Whether you believe President Obama should fix our broken immigration system through executive action or not, I have news: We could address this problem in two hours.
That's how long it would it take to hold a House vote if Republican Speaker John Boehner would just bring up the bipartisan Senate immigration reform bill that passed over a year ago on a 68-32 vote. If the measure passed the House, it could be on the president's desk and signed into law by this afternoon.
All the attention in recent weeks has focused on timing: Should Obama take action on immigration in the next few weeks or should he wait until after the elections -- until late November or December?
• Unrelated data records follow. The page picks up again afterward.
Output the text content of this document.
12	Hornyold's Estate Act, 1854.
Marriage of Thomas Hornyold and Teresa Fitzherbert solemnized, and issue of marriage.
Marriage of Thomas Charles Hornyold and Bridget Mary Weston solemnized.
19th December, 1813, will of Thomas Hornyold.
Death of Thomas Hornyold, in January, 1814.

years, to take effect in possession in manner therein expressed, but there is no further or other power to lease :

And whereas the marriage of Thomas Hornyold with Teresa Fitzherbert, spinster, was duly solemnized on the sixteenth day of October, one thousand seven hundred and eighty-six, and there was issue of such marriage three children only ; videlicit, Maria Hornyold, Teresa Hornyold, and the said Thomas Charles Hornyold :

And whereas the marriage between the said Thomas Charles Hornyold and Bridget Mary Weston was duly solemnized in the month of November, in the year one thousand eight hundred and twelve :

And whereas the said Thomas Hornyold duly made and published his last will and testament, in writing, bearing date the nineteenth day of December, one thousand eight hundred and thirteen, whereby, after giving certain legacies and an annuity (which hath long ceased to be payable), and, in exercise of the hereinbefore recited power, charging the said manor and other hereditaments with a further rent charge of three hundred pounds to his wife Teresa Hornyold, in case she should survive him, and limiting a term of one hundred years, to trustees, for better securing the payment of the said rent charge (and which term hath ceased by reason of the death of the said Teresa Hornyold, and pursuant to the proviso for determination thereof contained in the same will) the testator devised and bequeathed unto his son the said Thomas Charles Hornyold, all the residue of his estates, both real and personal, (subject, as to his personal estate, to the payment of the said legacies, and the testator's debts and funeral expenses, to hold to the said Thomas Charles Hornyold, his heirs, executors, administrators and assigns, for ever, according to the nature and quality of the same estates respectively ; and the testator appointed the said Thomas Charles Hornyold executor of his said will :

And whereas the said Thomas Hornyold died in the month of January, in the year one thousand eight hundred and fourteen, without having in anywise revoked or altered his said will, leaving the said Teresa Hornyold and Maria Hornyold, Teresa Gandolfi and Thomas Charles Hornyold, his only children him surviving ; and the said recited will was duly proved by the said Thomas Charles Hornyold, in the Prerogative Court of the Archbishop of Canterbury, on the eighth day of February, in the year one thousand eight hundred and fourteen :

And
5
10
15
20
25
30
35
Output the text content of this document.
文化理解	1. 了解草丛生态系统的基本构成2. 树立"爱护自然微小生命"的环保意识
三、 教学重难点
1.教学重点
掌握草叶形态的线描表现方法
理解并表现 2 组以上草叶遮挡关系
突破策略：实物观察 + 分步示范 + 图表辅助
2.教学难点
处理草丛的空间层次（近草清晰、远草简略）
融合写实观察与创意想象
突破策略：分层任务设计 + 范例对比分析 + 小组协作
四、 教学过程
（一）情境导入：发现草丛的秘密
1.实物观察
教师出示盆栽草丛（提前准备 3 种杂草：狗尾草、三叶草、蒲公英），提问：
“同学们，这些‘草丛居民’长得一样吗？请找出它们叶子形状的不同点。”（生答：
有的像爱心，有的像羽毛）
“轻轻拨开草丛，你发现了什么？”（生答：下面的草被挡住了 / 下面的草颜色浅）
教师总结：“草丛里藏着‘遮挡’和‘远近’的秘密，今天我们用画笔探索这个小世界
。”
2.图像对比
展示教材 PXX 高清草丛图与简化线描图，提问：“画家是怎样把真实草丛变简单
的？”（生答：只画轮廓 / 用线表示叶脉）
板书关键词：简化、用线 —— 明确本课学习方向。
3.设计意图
My question is a different one: Why should we even wait that long? And why are Republicans in the House sitting around and waiting for Obama to solve a problem that lawmakers from both parties have been pledging to fix for years?
The same House Republicans who love to criticize the president any time he uses his executive powers can't explain their own refusal to act on a compassionate and commonsense plan that would help millions of individuals and families come out of the shadows.
The Republicans' post-mortem report detailing why they lost the 2012 presidential election urged immediate action on immigration reform. Their most steadfast allies in the business community, including the U.S. Chamber of Commerce, have pressured them to pass legislation. Even the party's top donors have called on Republicans in Congress to act.
Instead of taking any meaningful steps to address the recent border crisis or overhaul our immigration laws, House Republicans voted this summer for mean-spirited legislation to go after DREAMers -- children and young adults who grew up in this country, went to school here, work here and live here as our neighbors and friends.
If the Republican Party doesn't want to take action for humanitarian reasons, I hope they would at least recognize the economic imperative of reforming our immigration system.
A 2013 USC study estimated that passing immigration reform and creating a path to citizenship would inject $8 billion into California's economy each year. Nationwide, it would increase our GDP by $1.5 trillion over 10 years, increase wages for workers, and lead to between 750,000 and 900,000 new jobs, according to the Center for American Progress.
The reason is simple: When we allow these workers to come out of the shadows, their incomes rise, they open bank accounts, they buy homes, they start businesses and they spend money in their communities. Businesses will have access to talented workers in fields from agriculture to health care to high-tech, and taxpayers will see the deficit shrink.
It is long past time for House Republicans to do their job and act on comprehensive immigration reform. And if they won't, I am confident that President Obama will.